Results: Standard drug propantheline, prevented bladder phasic contraction induced by ACh (1µM) without affecting KCl response. On the other hand, cumulative addition of nifedipine attenuated the tonic contractions induced by KCl (20mM) on bladder smooth muscle. Hydroalcoholic and flavonoids extracts of D. kotschyi at concentration ranges of 10-320 µg/ mL in a concentration dependent way inhibited bladder tonic contraction induced by KCl (n=6). Both extracts also in a concentration-dependent manner relaxed EFS and ACh-induced contractions (range, 20–1280 µg/mL) of bladder smooth muscle in vitro. Complete inhibition was achieved with the highest used concentrations of the extracts. The inhibitory effect of the extract was reversible following washing the tissues with fresh Tyrode’s solution.

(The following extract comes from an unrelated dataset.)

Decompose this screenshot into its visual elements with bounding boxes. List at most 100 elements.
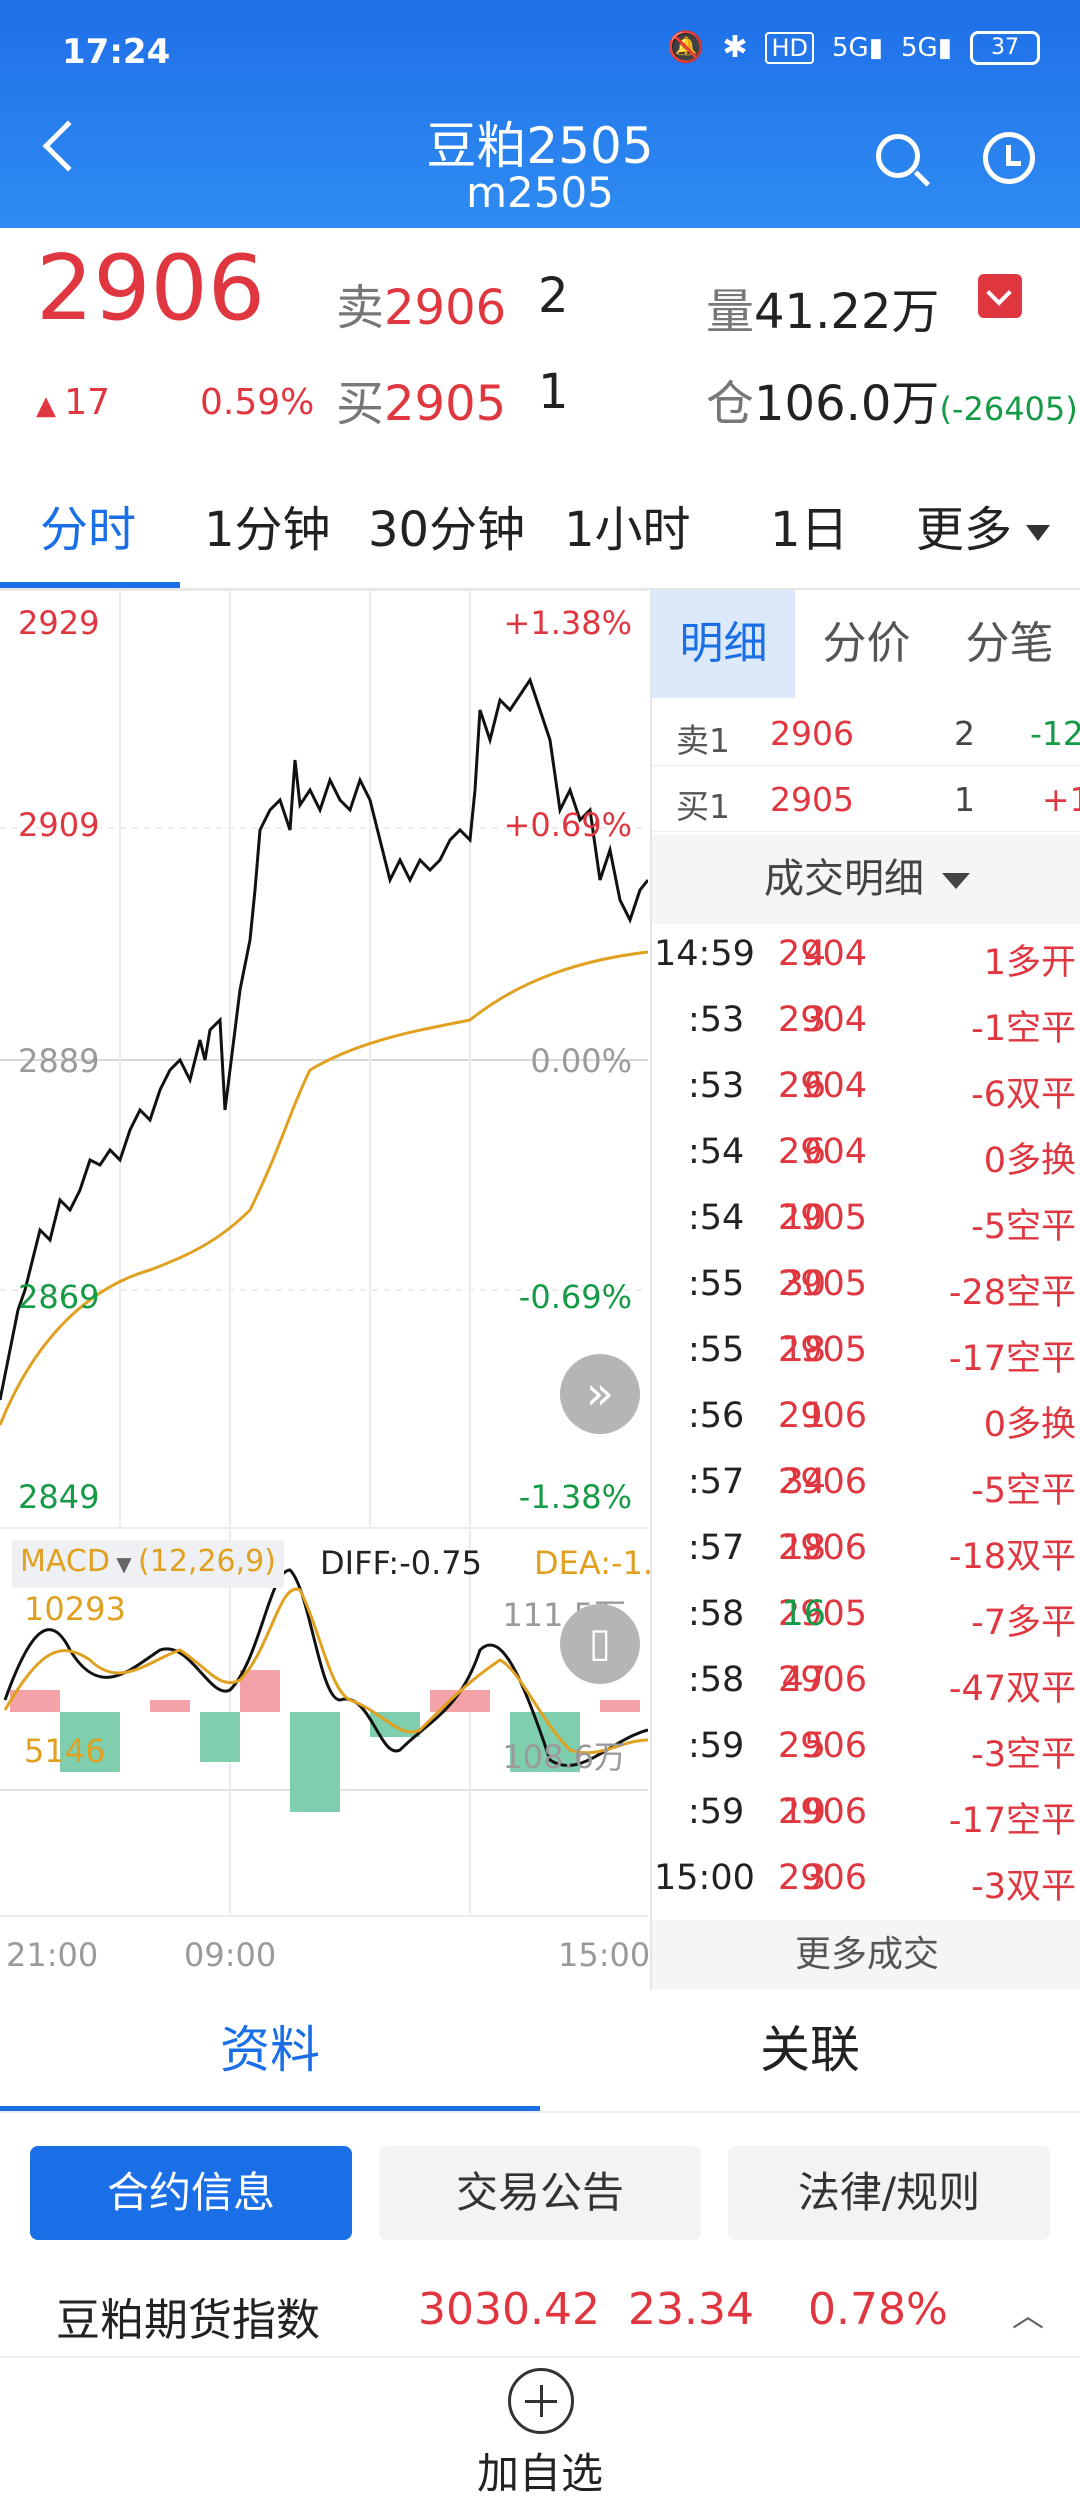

Conclusion: This study clearly demonstrated that D. kotschyi extracts were able to prevent contractions induced by ACh, KCl or EFS in isolated rabbit bladder. This means that people consuming this medicinal plant may face urinary retention which could be a problem for patients with prostate hypertrophy. On the other hand, this plant might be useful in patients with urinary incontinence. However, its usefulness must be assessed in the controlled clinical trials.